Historically, when one large insurance company makes a move (like make all COVID-19 treatment free), the others follow. Flannery says UnitedHealthcare is in conversations to make this happen locally in order to deal with the interruptions in payments because of coronavirus and improve incentives. But figuring out exactly what that prospective payment will be has yet to be decided, and will differ between doctors based on their patient population. “The devil is in the details,” Flannery says. “How do you make sure you make prospective payments that don’t exceed what you would have already paid?”

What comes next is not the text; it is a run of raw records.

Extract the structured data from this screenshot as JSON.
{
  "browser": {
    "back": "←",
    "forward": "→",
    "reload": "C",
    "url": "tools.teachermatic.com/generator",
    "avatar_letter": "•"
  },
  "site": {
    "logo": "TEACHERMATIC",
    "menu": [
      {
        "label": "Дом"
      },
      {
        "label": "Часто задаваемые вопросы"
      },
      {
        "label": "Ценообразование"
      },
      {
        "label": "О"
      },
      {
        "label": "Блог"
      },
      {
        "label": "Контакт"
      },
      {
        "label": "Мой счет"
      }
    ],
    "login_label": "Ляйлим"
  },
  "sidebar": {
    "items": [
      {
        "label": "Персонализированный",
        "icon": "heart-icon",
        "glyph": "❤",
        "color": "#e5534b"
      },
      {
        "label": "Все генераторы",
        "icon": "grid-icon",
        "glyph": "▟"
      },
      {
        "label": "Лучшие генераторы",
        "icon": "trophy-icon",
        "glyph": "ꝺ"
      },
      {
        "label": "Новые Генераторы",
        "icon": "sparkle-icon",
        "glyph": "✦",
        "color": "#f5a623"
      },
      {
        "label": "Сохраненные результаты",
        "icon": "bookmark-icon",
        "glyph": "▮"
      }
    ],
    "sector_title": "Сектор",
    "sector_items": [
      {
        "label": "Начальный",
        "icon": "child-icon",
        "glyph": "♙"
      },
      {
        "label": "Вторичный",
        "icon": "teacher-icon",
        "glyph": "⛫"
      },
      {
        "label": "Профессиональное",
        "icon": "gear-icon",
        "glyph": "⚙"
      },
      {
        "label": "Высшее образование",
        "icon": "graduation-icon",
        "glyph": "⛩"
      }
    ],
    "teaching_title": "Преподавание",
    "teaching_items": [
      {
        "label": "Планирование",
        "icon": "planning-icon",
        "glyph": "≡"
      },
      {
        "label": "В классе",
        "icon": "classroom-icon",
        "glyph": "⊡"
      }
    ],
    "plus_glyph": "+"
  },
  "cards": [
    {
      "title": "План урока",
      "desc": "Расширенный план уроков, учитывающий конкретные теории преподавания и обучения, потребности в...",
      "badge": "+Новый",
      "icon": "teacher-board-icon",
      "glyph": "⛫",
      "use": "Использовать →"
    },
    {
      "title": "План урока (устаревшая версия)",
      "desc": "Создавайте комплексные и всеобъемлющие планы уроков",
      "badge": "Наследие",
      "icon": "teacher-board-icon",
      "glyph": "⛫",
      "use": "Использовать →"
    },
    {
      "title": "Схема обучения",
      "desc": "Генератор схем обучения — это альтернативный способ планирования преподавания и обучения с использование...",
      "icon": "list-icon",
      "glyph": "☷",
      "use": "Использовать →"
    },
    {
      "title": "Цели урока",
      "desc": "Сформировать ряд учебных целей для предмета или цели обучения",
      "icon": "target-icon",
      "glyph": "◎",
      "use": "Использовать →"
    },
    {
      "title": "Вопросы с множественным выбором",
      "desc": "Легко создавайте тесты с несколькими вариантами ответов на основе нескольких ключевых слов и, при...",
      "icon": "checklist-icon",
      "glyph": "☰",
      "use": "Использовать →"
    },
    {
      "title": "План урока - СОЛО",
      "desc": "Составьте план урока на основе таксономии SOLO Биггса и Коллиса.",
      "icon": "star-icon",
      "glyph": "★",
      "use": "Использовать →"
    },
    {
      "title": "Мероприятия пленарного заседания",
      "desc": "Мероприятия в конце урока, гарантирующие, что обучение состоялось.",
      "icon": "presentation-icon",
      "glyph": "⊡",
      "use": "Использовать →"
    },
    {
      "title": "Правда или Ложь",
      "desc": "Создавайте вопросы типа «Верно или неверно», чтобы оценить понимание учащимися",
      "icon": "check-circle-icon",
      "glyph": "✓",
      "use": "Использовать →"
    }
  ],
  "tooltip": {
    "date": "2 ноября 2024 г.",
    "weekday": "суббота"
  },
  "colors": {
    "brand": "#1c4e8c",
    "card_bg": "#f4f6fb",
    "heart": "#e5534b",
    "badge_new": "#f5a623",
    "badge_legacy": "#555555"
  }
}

Proponents of this move say that employers and insurers have enough data based on years of claims for employees to make an educated guess on what those prospective payments should be. But the provider’s ability to assume risk and a prospective payment matters as well. A physician must have a sophisticated care management team to keep costs low and quality high, something that not every physician is ready to do, and payers don’t want to overpay for care. “It is where we are spending a lot of our time,” Flannery says. “Employers don’t want to pay more for their employees.”

 UnitedHealthcare has developed a continuum for providers, revealing the ability to accept risk for each physician and offering a variety of payment methodologies. So for the physicians that are ready to accept the risk of a prospective payment (knowing they may eat the cost if a patient exceeds their prospective payment), they are able to be paid that way. Others may be paid in a the traditional fee-for-service method. 

In addition to changing the incentives for providers to not have to bill more services to keep the lights on, a prospective payment allows employers to have a more consistent pay schedule for their employees primary care. “Employers are looking for more control of their annual spend and more predictable costs year over year and to remove the unpredictability in total cost of care,” Flannery says. 

The practice also improves the relationship between the physician and patient, which improves satisfaction and aligns the employees with their doctor, improving trust. “We know it works. It just depends on coming up with the level of compensation and managing risk.”

Flannery says he hopes to have prospective contracts with independent physicians in place at the beginning of 2021, and that meetings are taking place between providers and employers. The focus is on independent physicians because they aren’t already aligned with a hospital system, and in theory are more likely to make referrals based on data rather than affiliation, thereby reducing costs if surgery or hospital care is needed.

He says the fully insured market, where the insurance company eats the cost if the prospective payment isn’t adequate to care for the patients, are easier to move into those types of contracts because they don’t require the convincing of the employer to take on the risk. Education to self-insured employers and the consultant market is part of the process as well.

 With one third of the market share in the state of Texas, a move from UnitedHealthcare would go a long way to changing the primary care world here locally. And Flannery says it might not stop with primary care.”We are having talks with hospitals around similar models, including some specialists as well,” he says. “That is what we spent most of 2018 and 2019 doing. This was coming whether the pandemic happened or not.”